Summary

Chapter 33 Summary: Beyond 5G / 6G Vision

Key Points

• 1.

  6G Spectrum: FR3 to Sub-THz. The 6G spectrum strategy spans three tiers: FR3 upper mid-band (7--24 GHz) offering the best balance of coverage and capacity for wide-area deployments; W-band (75--110 GHz) and D-band (130--175 GHz) for ultra-wideband short-range links; and sub-THz (200--300 GHz) for extreme bandwidth applications. Atmospheric absorption peaks (60 GHz O$_2$, 183 GHz H$_2$O) partition the spectrum into transmission windows. WRC-23 and WRC-27 decisions will shape the regulatory framework, while coexistence with incumbent services (satellites, radar) requires dynamic sharing mechanisms.

• 2.

  Network Architecture: Open RAN, AI-Native, NTN. The 6G network architecture rests on three pillars.

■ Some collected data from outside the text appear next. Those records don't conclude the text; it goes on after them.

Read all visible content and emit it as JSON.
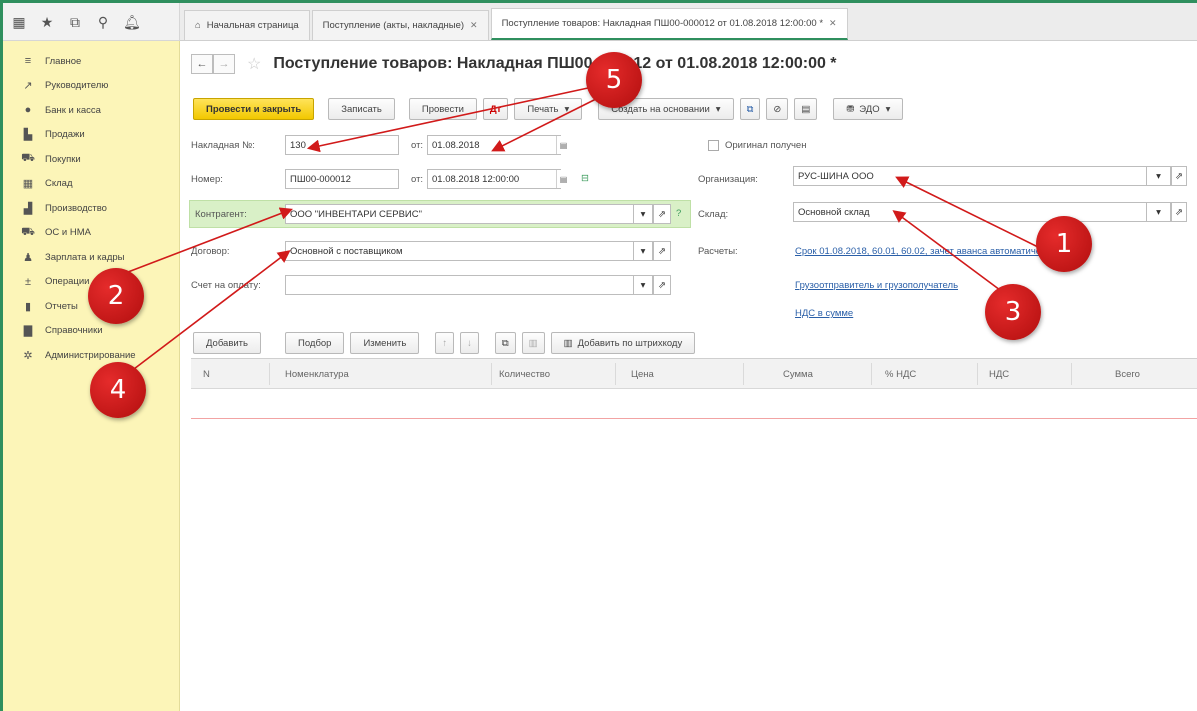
{
  "tabs": [
    {
      "label": "Начальная страница",
      "home": true
    },
    {
      "label": "Поступление (акты, накладные)",
      "close": "✕"
    },
    {
      "label": "Поступление товаров: Накладная ПШ00-000012 от 01.08.2018 12:00:00 *",
      "close": "✕",
      "active": true
    }
  ],
  "sidebar": {
    "items": [
      {
        "label": "Главное",
        "icon": "menu-icon"
      },
      {
        "label": "Руководителю",
        "icon": "chart-line-icon"
      },
      {
        "label": "Банк и касса",
        "icon": "bank-icon"
      },
      {
        "label": "Продажи",
        "icon": "sales-icon"
      },
      {
        "label": "Покупки",
        "icon": "cart-icon"
      },
      {
        "label": "Склад",
        "icon": "warehouse-icon"
      },
      {
        "label": "Производство",
        "icon": "production-icon"
      },
      {
        "label": "ОС и НМА",
        "icon": "truck-icon"
      },
      {
        "label": "Зарплата и кадры",
        "icon": "person-icon"
      },
      {
        "label": "Операции",
        "icon": "operations-icon"
      },
      {
        "label": "Отчеты",
        "icon": "reports-icon"
      },
      {
        "label": "Справочники",
        "icon": "book-icon"
      },
      {
        "label": "Администрирование",
        "icon": "gear-icon"
      }
    ]
  },
  "header": {
    "title": "Поступление товаров: Накладная ПШ00-000012 от 01.08.2018 12:00:00 *"
  },
  "toolbar": {
    "post_close": "Провести и закрыть",
    "save": "Записать",
    "post": "Провести",
    "print": "Печать",
    "create_based": "Создать на основании",
    "edo": "ЭДО"
  },
  "form": {
    "invoice_label": "Накладная №:",
    "invoice_value": "130",
    "from_label": "от:",
    "invoice_date": "01.08.2018",
    "original_label": "Оригинал получен",
    "number_label": "Номер:",
    "number_value": "ПШ00-000012",
    "number_date": "01.08.2018 12:00:00",
    "org_label": "Организация:",
    "org_value": "РУС-ШИНА ООО",
    "counterparty_label": "Контрагент:",
    "counterparty_value": "ООО \"ИНВЕНТАРИ СЕРВИС\"",
    "warehouse_label": "Склад:",
    "warehouse_value": "Основной склад",
    "contract_label": "Договор:",
    "contract_value": "Основной с поставщиком",
    "settlements_label": "Расчеты:",
    "settlements_link": "Срок 01.08.2018, 60.01, 60.02, зачет аванса автоматически",
    "payment_label": "Счет на оплату:",
    "shipper_link": "Грузоотправитель и грузополучатель",
    "vat_link": "НДС в сумме"
  },
  "table": {
    "buttons": {
      "add": "Добавить",
      "pick": "Подбор",
      "change": "Изменить",
      "barcode": "Добавить по штрихкоду"
    },
    "columns": [
      "N",
      "Номенклатура",
      "Количество",
      "Цена",
      "Сумма",
      "% НДС",
      "НДС",
      "Всего"
    ]
  },
  "badges": [
    "1",
    "2",
    "3",
    "4",
    "5"
  ],
  "colors": {
    "accent": "#2f8f5e",
    "sidebar": "#fcf5b8",
    "primary_button": "#f2c800",
    "badge": "#c81414",
    "link": "#2a5fa8"
  }
}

Open RAN (O-RAN) disaggregates base station functions into interoperable O-RU/O-DU/O-CU components with a RAN Intelligent Controller (RIC) enabling third-party optimisation via xApps. AI-native design embeds machine learning into every protocol layer — from neural receivers and learned CSI feedback to foundation models for wireless. Non-terrestrial networks integrate LEO satellites (1--4 ms delay), HAPS (quasi-stationary at 20 km), and UAVs for ubiquitous global coverage, with 3GPP Release 17+ providing NTN-NR support through timing advance and Doppler pre-correction.

• 3.

  Near-Field Communications and XL-MIMO. As arrays grow to hundreds or thousands of elements at 6G frequencies, the Rayleigh distance $d_R = 2D^2/\lambda$ can reach hundreds of metres, placing most users in the near field. Beamfocusing replaces beamsteering: energy is concentrated at a specific 3D point $(r, \theta, \phi)$ rather than just a direction, enabling range-domain user separation. Spatial non-stationarity — where different array elements see different scattering clusters — requires new channel models with per-element visibility regions and sub-array-based processing.

• 4.

  In-Band Full Duplex. Full-duplex transmission on the same time-frequency resource promises up to $2\times$ spectral efficiency by eliminating the half-duplex UL/DL time or frequency split. The fundamental challenge is self-interference (SI), which can exceed the desired signal by 100--130 dB. A three-stage cancellation chain — propagation domain (20--40 dB), analog domain (30--60 dB), digital domain (30--50 dB) — achieves 100--130 dB total suppression. Massive MIMO spatial SI suppression further relaxes the requirements. Key applications include IAB nodes, monostatic ISAC, and latency reduction.

• 5.

  Over-the-Air Computation (AirComp). AirComp exploits the superposition property of the wireless channel to compute aggregate functions (e.g., arithmetic mean for federated learning) in a single channel use, regardless of the number of devices $K$. Each device pre-equalises its transmission via channel inversion $\eta_k = \sqrt{p_0}/h_k$, so all signals arrive coherently aligned at the server. The MSE decreases as $1/(K^2 p_0)$, and the communication latency is $\mathcal{O}(1)$ vs $\mathcal{O}(K)$ for orthogonal access. The weakest-link power bottleneck is mitigated by truncated inversion, MIMO receivers, and RIS-assisted channel shaping.

• 6.

  Digital Twins, Ray Tracing, and ISAC. Site-specific wireless digital twins combine 3D geometry, ray-tracing propagation engines, and ML-based calibration to create high-fidelity virtual replicas of physical wireless environments. Applications include predictive beam management, proactive handover, network planning, and synthetic training data for AI. Integrated sensing and communication (ISAC) uses the same OFDM waveform for data transmission and radar-like sensing, with range resolution $\Delta R = c/(2B)$ and velocity resolution determined by the sensing frame duration. The digital twin serves as the unifying framework: sensing updates the twin, and the twin drives AI-based network optimisation.